Как заметная веха в истории цивилизации, урбинский дворец продолжал оказывать влияние и за пределами XV века. Крупнейший архитектор Высокого Возрождения Донато Браманте был уроженцем Урбино и, возможно, принимал участие в завершающем этапе постройки дворца. Должность придворного художника занимал тогда глупый старик по имени Джованни Санти, угодливая посредственность, – таким всегда отыщется местечко при дворе, даже при урбинском. Воображаю, как знатные дамы, желая подобрать узор для вышивки, посылали за «милым старичком Санти» – и он послушно являлся, ведя за руку маленького ангелоподобного сына Рафаэлло… Так что и Рафаэль, чье творчество веками пленяло воображение западной цивилизации, свои первые уроки по части гармонии и пропорции, не говоря о правилах хорошего тона, получил при дворе урбинского герцога.
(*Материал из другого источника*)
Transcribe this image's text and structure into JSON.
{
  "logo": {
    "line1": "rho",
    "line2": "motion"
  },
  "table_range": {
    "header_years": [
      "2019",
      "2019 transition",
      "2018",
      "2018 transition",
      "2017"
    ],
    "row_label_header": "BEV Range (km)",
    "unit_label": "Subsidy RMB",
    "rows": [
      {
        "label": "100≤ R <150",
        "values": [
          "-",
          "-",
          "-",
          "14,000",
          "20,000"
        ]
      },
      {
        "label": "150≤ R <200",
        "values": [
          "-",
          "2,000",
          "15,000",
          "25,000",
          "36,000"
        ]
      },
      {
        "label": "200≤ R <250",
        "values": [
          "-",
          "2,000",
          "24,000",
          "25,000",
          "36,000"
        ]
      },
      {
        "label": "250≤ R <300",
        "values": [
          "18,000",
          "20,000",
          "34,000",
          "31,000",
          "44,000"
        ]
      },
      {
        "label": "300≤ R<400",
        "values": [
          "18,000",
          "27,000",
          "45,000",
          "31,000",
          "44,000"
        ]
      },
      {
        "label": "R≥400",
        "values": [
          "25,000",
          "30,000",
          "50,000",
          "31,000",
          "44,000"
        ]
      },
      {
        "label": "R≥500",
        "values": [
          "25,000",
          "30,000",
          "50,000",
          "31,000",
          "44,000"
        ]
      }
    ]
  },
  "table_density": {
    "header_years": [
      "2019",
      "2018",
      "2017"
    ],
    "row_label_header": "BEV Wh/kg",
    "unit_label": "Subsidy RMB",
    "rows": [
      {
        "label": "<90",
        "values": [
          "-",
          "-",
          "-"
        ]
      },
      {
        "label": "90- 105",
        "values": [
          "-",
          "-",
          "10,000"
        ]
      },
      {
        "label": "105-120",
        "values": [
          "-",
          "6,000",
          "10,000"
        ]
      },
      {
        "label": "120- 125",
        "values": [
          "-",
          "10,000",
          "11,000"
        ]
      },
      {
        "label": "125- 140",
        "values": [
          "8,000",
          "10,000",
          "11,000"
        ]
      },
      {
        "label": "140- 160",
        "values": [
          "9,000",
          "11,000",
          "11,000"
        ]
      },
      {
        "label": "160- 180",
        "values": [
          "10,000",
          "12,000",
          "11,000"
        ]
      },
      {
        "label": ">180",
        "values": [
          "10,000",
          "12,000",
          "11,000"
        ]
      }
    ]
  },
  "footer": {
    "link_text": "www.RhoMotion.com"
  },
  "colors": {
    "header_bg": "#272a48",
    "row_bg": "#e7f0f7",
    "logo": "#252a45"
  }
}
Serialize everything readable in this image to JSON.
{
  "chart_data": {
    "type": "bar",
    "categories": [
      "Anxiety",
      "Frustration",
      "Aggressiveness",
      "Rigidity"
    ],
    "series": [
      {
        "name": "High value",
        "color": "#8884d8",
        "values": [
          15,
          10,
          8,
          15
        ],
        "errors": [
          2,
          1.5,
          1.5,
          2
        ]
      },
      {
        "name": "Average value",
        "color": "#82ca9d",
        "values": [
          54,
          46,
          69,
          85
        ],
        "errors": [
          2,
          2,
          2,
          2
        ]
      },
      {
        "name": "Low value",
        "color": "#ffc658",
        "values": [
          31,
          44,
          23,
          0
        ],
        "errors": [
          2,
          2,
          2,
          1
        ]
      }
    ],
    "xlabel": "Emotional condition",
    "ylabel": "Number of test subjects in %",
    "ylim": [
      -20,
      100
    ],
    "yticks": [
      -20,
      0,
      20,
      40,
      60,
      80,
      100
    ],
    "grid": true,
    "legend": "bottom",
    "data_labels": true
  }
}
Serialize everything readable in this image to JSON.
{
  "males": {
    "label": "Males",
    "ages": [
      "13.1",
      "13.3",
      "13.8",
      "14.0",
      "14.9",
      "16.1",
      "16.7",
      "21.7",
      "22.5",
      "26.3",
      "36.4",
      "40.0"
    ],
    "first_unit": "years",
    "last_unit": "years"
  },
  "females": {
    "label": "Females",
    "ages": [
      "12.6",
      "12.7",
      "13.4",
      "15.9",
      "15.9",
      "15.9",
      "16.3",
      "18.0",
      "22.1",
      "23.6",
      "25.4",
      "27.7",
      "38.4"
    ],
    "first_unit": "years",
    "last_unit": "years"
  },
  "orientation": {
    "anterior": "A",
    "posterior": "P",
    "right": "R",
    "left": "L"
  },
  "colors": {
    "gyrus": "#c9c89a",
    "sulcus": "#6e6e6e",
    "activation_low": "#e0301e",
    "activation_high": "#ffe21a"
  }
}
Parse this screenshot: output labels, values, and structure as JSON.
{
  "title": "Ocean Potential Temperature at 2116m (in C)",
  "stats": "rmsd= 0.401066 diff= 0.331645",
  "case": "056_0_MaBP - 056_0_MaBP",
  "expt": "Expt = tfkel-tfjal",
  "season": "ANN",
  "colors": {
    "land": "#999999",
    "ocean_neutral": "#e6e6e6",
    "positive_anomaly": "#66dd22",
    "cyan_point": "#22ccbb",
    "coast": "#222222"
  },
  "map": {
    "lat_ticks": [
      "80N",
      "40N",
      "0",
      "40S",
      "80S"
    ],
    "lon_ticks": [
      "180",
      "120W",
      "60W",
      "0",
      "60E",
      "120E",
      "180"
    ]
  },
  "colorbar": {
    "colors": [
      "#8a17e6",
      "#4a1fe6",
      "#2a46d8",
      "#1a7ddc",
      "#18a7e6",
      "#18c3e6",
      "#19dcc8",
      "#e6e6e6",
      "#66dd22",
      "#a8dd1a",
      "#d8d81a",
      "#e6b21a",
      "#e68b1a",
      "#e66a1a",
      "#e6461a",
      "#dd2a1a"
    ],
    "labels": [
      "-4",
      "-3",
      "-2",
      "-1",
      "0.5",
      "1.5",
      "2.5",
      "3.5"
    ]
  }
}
Правила хорошего тона, манеры, воспитание – еще одна неотъемлемая сторона жизни Урбино. Наряду с другими итальянскими дворами, феррарским и падуанским, Урбино выполнял роль высшей школы, где молодые люди шлифовали свое образование и светские навыки: учились читать в подлиннике классиков, грациозно двигаться, не повышать голоса, не жульничать и не ставить подножку во время игры – короче говоря, вести себя по-джентльменски. Уже при Гвидобальдо, сыне и преемнике Федерико Монтефельтро, идеал всесторонне образованного и воспитанного человека получил свое законченное выражение в трактате Бальдассаре Кастильоне «Придворный», имевшем колоссальное влияние. Император Карл V держал у изголовья своей кровати три книги – Библию, «Государя» Макиавелли и «Придворного» Кастильоне. Больше ста лет этот труд формировал представление о том, что означает воспитанность в подлинном смысле слова. Но «Придворный» – не только и не столько учебник светских манер; идеал совершенного человека, по Кастильоне, подразумевает душевное благородство: нужно щадить чувства других людей, не заноситься и не бахвалиться, но держаться со всеми скромно, любезно и естественно. Однако и этого недостаточно, ибо у человека есть высшее, духовное предназначение. В заключительной части «Придворного» мы находим прочувствованный панегирик идеальной любви. Точно так же как «Весна» Боттичелли соединяет в себе шпалерный мир Средневековья и языческую мифологию, «Придворный» Кастильоне соединяет средневековое понятие рыцарства с идеалом возвышенной, платонической любви.